Had it been otherwise, ISRO would not have got past its very first launch, which came just ten years after the agency was set up: In August 1979, the SLV-3 rocket instead of soaring proudly into space, went out of control soon after launch, and ended up ignominiously in the Bay of Bengal. But scarcely a year later, all those glitches and gremlins were sorted out and the rocket put the 35-kg Rohini satellite into orbit.
Similarly, ISRO’s Augmented Satellite Launch Vehicle (ASLV) had to cope with not one but with two successive failures before scoring a success with the third launch. The Polar Satellite Launch Vehicle (PSLV) also had its own share of vexing teething problems. All these were met head on and resolved: PSLV went on to become a reliable work-horse for a variety of missions.
The legendary tycoon, the late Dhirubhai Ambani, articulated a similar strategy of winnowing golden grain of success by blowing off husks of failure: I had met the iconic businessman at his house during a dinner he had hosted for a visiting Nobel laureate from Japan. What would be his advice for a young girl on the verge of her post-graduation, I’d asked. At first, Dhirubhai tried to laugh off the question by saying he himself was only a matriculate. But he became seriously reflective when I persisted; the advice was for my own daughter. “Tell her to always remember: there are no problems only opportunites. She must also learn to unlearn her own prejudices”. He added, “Tell her to keep learning from mistakes without compromising her creative ability to go after opportunities.”
ISRO’s saga of success has turned out to be a role-model for some pedagogues.

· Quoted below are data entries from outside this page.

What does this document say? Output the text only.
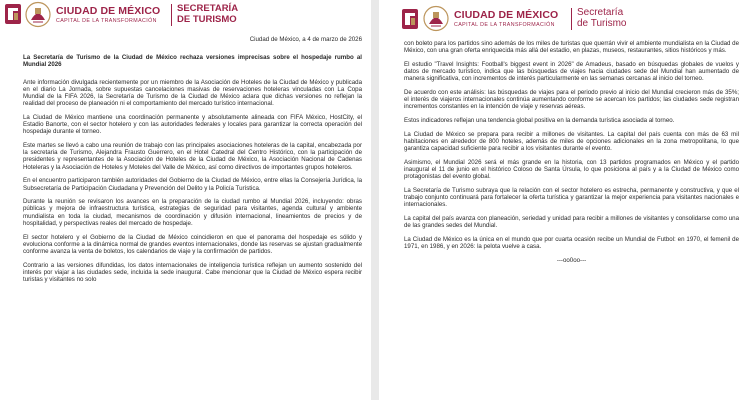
CIUDAD DE MÉXICO
CAPITAL DE LA TRANSFORMACIÓN
SECRETARÍA
DE TURISMO

Ciudad de México, a 4 de marzo de 2026

La Secretaría de Turismo de la Ciudad de México rechaza versiones imprecisas sobre el hospedaje rumbo al Mundial 2026

Ante información divulgada recientemente por un miembro de la Asociación de Hoteles de la Ciudad de México y publicada en el diario La Jornada, sobre supuestas cancelaciones masivas de reservaciones hoteleras vinculadas con La Copa Mundial de la FIFA 2026, la Secretaría de Turismo de la Ciudad de México aclara que dichas versiones no reflejan la realidad del proceso de planeación ni el comportamiento del mercado turístico internacional.

La Ciudad de México mantiene una coordinación permanente y absolutamente alineada con FIFA México, HostCity, el Estadio Banorte, con el sector hotelero y con las autoridades federales y locales para garantizar la correcta operación del hospedaje durante el torneo.

Este martes se llevó a cabo una reunión de trabajo con las principales asociaciones hoteleras de la capital, encabezada por la secretaria de Turismo, Alejandra Frausto Guerrero, en el Hotel Catedral del Centro Histórico, con la participación de presidentes y representantes de la Asociación de Hoteles de la Ciudad de México, la Asociación Nacional de Cadenas Hoteleras y la Asociación de Hoteles y Moteles del Valle de México, así como directivos de importantes grupos hoteleros.

En el encuentro participaron también autoridades del Gobierno de la Ciudad de México, entre ellas la Consejería Jurídica, la Subsecretaría de Participación Ciudadana y Prevención del Delito y la Policía Turística.

Durante la reunión se revisaron los avances en la preparación de la ciudad rumbo al Mundial 2026, incluyendo: obras públicas y mejora de infraestructura turística, estrategias de seguridad para visitantes, agenda cultural y ambiente mundialista en toda la ciudad, mecanismos de coordinación y difusión internacional, lineamientos de precios y de hospitalidad, y perspectivas reales del mercado de hospedaje.

El sector hotelero y el Gobierno de la Ciudad de México coincidieron en que el panorama del hospedaje es sólido y evoluciona conforme a la dinámica normal de grandes eventos internacionales, donde las reservas se ajustan gradualmente conforme avanza la venta de boletos, los calendarios de viaje y la confirmación de partidos.

Contrario a las versiones difundidas, los datos internacionales de inteligencia turística reflejan un aumento sostenido del interés por viajar a las ciudades sede, incluida la sede inaugural. Cabe mencionar que la Ciudad de México espera recibir turistas y visitantes no solo

CIUDAD DE MÉXICO
CAPITAL DE LA TRANSFORMACIÓN
Secretaría
de Turismo

con boleto para los partidos sino además de los miles de turistas que querrán vivir el ambiente mundialista en la Ciudad de México, con una gran oferta enriquecida más allá del estadio, en plazas, museos, restaurantes, sitios históricos y más.

El estudio "Travel Insights: Football's biggest event in 2026" de Amadeus, basado en búsquedas globales de vuelos y datos de mercado turístico, indica que las búsquedas de viajes hacia ciudades sede del Mundial han aumentado de manera significativa, con incrementos de interés particularmente en las semanas cercanas al inicio del torneo.

De acuerdo con este análisis: las búsquedas de viajes para el periodo previo al inicio del Mundial crecieron más de 35%; el interés de viajeros internacionales continúa aumentando conforme se acercan los partidos; las ciudades sede registran incrementos constantes en la intención de viaje y reservas aéreas.

Estos indicadores reflejan una tendencia global positiva en la demanda turística asociada al torneo.

La Ciudad de México se prepara para recibir a millones de visitantes. La capital del país cuenta con más de 63 mil habitaciones en alrededor de 800 hoteles, además de miles de opciones adicionales en la zona metropolitana, lo que garantiza capacidad suficiente para recibir a los visitantes durante el evento.

Asimismo, el Mundial 2026 será el más grande en la historia, con 13 partidos programados en México y el partido inaugural el 11 de junio en el histórico Coloso de Santa Úrsula, lo que posiciona al país y a la Ciudad de México como protagonistas del evento global.

La Secretaría de Turismo subraya que la relación con el sector hotelero es estrecha, permanente y constructiva, y que el trabajo conjunto continuará para fortalecer la oferta turística y garantizar la mejor experiencia para visitantes nacionales e internacionales.

La capital del país avanza con planeación, seriedad y unidad para recibir a millones de visitantes y consolidarse como una de las grandes sedes del Mundial.

La Ciudad de México es la única en el mundo que por cuarta ocasión recibe un Mundial de Futbol: en 1970, el femenil de 1971, en 1986, y en 2026: la pelota vuelve a casa.

---oo0oo---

At the Stanford Technology Ventures Programme, for example, students are encouraged to write ‘failure resumes’ too. These are supposed to summarise the biggest gaffes professional and academic, even personal screw-ups of the wannabe tech entrepreneurs.
But the critical part of the resume comes at the ‘What I wish I knew when I was 20’ stage, where the aspirant is required to sum up his or her learning experience. Looking at experience through the lens of failure teaches the aspirant to ‘own up’ their past mistakes and to extract vital lessons for the present and the future perfect!
ISRO’s strategy of rescuing success from the jaws of failure is also echoed and endorsed by its counterpart in America, NASA (National Aeronautics Space Administration). The US Space Agency’s Chief Knowledge Officer told a three-day Knowledge 2020 conference last year that some of the world’s greatest engineering innovations started with a mistake.
But it was also vital to remember that not all mistakes are alike; some belong to the class of careless screw-ups in large necessarily complex projects. Other mistakes are ‘exploration failures’, which are “inevitable” and “instructive missteps on the journey into the unknown”.
Organisations like ISRO or NASA are like Charles Dickens’s happy families, they all share certain common features: First, they empower rather than hobble employees into admission of error without fear of reprimand or loss of job. Also, their fault analysis focuses on the process rather than on the individual. This also calls for providing effective leadership and team-building with a “missionary”, pun intended, sense of infectious energy and enthusiasm.
But speed and transparency are also important. Identifying issues and fixing them speedily, in a procedural rather than personal manner, is easier said than done. This is a crucial parameter that separates the true-blue ‘winners’ like the Indian Space Research Organisation from other chalta-hai sort of ‘sinners’ from our public sector.